XCOM and Mass Effect 2 create their dastardly addictive draw by artfully, seamlessly combining involving action sequences with careful micromanagement and upgrading. During the actual story missions, I'm fighting for survival against enemies while using a Neeson-esque very particular set of skills, skills I have acquired over the course of gameplay, and reaping rewards based on my decisions about character progression. After the combat scenario is through, I retreat to my home base and start upgrading my character performance based on the spoils I've collected, researching different buffs and equipment and abilities so that I can go back into the fray and whup even more alien ass. Both gameplay segments feed into each other perfectly—I can't get stronger on the battlefield without outfitting my characters with better equipment, but I can't make the advancements I need without collecting further resources from the field.

It's this desperation to balance out both sides, along with the curiosity of seeing exactly how much misery my new plasma cannon inflicts, that makes both XCOM and Mass Effect 2 so deviously habit-forming. Neither game never feels "at rest," like things are so good that I can just quit in the middle, and there's always a new power to unlock or mission to conquer. The cycle of getting stuff and wrecking shop with said stuff in order to obtain more stuff appeals to the most lizard-like portions of my brain, and if I'm just doing what feels good, man, time can pass by in both games very quickly.

In fact, it's this same lizard-like appeal that makes Call of Duty multiplayer such a hit. Shooting dudes in the face with an M4A1 is a rush, especially when you know that it's a real dude in Ohio instead of a computer-controlled dude, plenty of games let me shoot dudes in the face. Call of Duty's innovation, starting with Call of Duty 4: Modern Warfare and continuing through present day, is how it implemented a progression system, a progression system that sounds an awful lot like what I've been talking about in my previous two paragraphs.

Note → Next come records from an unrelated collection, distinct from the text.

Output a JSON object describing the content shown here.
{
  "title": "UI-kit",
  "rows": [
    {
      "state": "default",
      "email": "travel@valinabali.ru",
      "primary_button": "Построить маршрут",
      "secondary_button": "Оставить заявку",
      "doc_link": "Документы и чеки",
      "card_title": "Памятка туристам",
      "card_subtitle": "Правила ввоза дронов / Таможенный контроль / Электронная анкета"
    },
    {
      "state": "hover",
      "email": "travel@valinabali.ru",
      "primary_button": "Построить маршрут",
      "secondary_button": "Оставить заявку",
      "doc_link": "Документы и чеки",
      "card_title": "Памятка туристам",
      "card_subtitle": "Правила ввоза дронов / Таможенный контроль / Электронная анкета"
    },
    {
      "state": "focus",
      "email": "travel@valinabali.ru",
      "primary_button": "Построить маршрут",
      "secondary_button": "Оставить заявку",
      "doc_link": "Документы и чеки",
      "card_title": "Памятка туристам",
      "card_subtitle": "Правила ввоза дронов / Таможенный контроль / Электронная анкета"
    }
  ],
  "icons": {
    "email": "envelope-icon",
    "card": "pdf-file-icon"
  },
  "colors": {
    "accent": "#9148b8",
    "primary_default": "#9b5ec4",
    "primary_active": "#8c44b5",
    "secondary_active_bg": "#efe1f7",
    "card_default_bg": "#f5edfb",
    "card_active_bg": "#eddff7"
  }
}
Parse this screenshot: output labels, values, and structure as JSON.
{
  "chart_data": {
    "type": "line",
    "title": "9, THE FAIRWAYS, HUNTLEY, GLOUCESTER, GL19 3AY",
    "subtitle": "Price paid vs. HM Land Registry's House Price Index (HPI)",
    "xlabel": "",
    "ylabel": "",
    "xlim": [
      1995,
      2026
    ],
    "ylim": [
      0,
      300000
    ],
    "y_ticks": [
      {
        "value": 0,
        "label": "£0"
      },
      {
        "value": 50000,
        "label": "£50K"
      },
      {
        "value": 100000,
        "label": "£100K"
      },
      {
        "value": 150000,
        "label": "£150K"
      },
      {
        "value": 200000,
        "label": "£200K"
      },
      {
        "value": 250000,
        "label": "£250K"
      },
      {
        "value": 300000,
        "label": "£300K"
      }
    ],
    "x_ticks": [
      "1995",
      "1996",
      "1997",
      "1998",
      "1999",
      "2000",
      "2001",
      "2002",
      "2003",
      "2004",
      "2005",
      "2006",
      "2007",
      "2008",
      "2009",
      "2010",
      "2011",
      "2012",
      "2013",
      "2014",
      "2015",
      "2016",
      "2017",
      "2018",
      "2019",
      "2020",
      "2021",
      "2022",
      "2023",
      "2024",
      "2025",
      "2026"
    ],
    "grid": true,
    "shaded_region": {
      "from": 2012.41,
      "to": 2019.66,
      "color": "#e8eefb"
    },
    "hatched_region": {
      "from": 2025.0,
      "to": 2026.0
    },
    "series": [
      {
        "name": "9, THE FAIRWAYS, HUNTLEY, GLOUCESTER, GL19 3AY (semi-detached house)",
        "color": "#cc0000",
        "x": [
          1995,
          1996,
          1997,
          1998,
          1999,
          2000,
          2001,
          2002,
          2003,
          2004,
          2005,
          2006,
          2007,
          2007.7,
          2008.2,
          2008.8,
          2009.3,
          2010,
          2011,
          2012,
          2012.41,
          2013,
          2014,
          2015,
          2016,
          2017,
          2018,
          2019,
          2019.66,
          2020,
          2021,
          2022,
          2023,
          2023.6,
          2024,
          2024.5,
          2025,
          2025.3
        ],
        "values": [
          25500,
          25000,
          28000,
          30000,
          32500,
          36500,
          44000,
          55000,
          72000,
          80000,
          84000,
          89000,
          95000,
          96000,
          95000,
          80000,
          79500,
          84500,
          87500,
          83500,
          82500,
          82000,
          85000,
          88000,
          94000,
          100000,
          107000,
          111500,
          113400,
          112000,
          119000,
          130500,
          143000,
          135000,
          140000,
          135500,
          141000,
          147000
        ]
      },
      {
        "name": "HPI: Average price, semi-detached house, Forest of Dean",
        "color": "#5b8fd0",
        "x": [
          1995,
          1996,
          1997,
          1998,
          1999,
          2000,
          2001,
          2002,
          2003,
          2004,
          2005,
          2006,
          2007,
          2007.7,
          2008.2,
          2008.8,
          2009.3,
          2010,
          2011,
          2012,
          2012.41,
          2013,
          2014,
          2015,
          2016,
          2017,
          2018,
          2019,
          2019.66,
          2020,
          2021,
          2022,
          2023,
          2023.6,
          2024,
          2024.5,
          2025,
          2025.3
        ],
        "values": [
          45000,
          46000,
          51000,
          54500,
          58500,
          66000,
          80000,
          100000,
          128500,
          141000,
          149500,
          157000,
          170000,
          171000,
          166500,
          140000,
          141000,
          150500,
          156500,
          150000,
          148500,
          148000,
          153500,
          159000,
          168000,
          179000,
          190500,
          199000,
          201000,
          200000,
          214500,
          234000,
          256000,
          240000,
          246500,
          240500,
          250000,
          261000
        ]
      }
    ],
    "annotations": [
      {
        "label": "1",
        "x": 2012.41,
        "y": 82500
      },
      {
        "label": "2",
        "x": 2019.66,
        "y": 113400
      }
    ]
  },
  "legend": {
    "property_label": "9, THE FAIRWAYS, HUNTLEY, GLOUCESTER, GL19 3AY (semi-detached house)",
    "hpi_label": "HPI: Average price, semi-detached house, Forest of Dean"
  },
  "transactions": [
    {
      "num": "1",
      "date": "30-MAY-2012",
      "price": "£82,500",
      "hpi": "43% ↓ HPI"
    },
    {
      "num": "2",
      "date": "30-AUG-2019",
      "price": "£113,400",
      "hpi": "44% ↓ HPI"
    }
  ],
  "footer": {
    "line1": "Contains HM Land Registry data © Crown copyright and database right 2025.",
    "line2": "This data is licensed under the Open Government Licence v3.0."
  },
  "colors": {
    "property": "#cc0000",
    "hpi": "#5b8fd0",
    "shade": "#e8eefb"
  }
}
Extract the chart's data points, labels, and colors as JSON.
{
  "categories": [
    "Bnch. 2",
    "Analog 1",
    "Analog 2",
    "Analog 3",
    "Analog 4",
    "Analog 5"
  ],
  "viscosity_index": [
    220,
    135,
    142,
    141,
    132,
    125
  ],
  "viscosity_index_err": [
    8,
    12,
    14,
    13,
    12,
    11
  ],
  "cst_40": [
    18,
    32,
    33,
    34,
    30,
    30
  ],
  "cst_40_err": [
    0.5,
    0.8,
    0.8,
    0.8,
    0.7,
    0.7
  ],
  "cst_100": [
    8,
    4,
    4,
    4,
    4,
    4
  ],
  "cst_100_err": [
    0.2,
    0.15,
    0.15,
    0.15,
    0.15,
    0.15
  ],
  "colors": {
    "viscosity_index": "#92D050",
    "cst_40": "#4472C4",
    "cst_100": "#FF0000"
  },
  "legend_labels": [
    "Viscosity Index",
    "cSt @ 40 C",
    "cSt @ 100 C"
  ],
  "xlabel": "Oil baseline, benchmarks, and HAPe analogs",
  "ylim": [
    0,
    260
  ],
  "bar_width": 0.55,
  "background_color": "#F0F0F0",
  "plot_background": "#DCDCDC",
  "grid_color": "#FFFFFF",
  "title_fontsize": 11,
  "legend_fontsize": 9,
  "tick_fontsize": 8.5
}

Consider: before each match, I pick a series of skills (perks) and equipment (guns, explosives, etc.); I then fight off waves of baddies (everyone online) using the totally rad combination of weapons and abilities I hand-picked; afterwards, I gather the resources I collected in battle (XP) and apply it to accruing more gear and buffs (leveling up, though Black Ops lets me full-on purchase upgrades with currency à la XCOM and Mass Effect 2).

When doled out in correct doses, micromanagement adds a ton of fun to already well-executed games, whether it's a role-playing shooter/RPG, a turn-based strategy game, or the world's most popular FPS. Top-notch play mechanics can go a long way towards making a game great, but mastering the feedback loop helps them go even further.


*Note: I have deliberately left the Diablo series out of this discussion, as I have no experience with it at all, though I understand it may as well be called Feedback Loop: The Game.